O esclarecimento do IPO do Porto veio confirmar o cenário mais temido. Seis linhas diferentes de quimioterapia. Um autotransplante. Um alotransplante com dador familiar. Um corpo profundamente imunodeprimido. E, por fim, uma aspergilose invasiva resistente a todos os antifúngicos disponíveis, mesmo em combinação. Nenhuma abordagem médica ou cirúrgica apresentou resposta. O prognóstico passou a ser “muito reservado” — palavras clínicas que, na prática, significam que o relógio começou a contar ao contrário. Foram acionados cuidados paliativos. Para muitos, seria o fim da estrada.
Mas Ângela recusou aceitar o silêncio como resposta final. Entre a exaustão física e a lucidez brutal de quem sabe o que está em jogo, revelou existir uma última luz ao fundo do túnel: o National Aspergillosis Centre, em Manchester — um centro de referência mundial, especializado exclusivamente no fungo que ameaça a sua vida. “Não sei se posso viajar, não sei se os médicos autorizam… mas gostava muito de ficar cá mais tempo. Ainda tenho sonhos”, disse. A frase correu o país como um murro no estômago.
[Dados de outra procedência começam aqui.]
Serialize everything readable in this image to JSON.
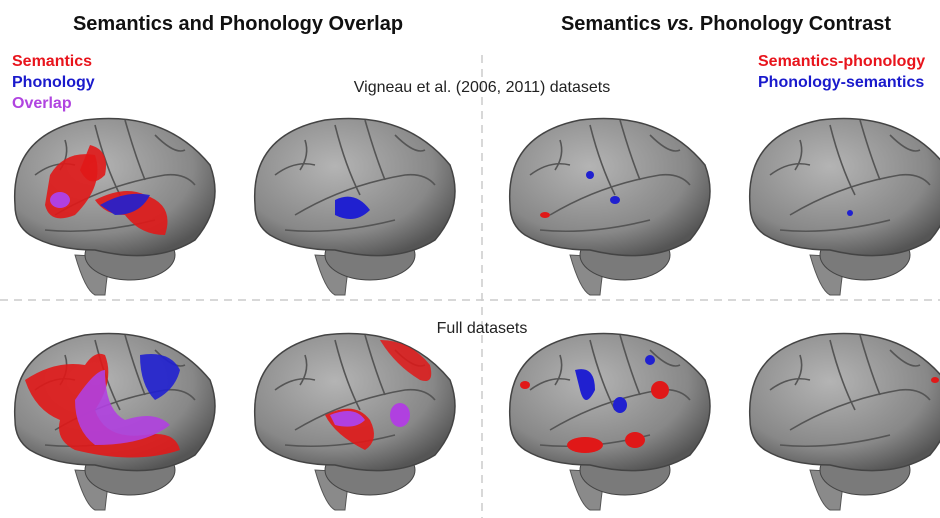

Foi então que a história ganhou contornos quase cinematográficos. Mafalda Araújo, amiga de Ângela, decidiu agir onde muitos só conseguiam rezar. Viajou até Manchester com todos os relatórios clínicos, exames e históricos médicos. Contra todas as probabilidades, conseguiu uma reunião presencial com um especialista do centro. Pouco depois, veio a confirmação que reacendeu a esperança: Chris Kosmidis, médico de referência internacional na área, entrou diretamente em contacto com o IPO do Porto. Pela primeira vez em meses, falava-se novamente de possibilidades — ainda que mínimas, ainda que complexas.
Nos bastidores desta corrida contra o tempo surgiu também Numeiro, o influencer que se juntou à missão. Através de contactos improváveis, encontros de última hora e uma viagem marcada pela urgência, ajudou a abrir portas que pareciam inalcançáveis. “Saí de lá com a sensação de missão cumprida”, confessou Mafalda. Hoje, Ângela continua internada, frágil, mas não esquecida. Entre Portugal e Manchester, entre a ciência e o milagre, uma jovem de 23 anos recusa desistir — e um país inteiro aguarda, em silêncio, que a esperança chegue a tempo.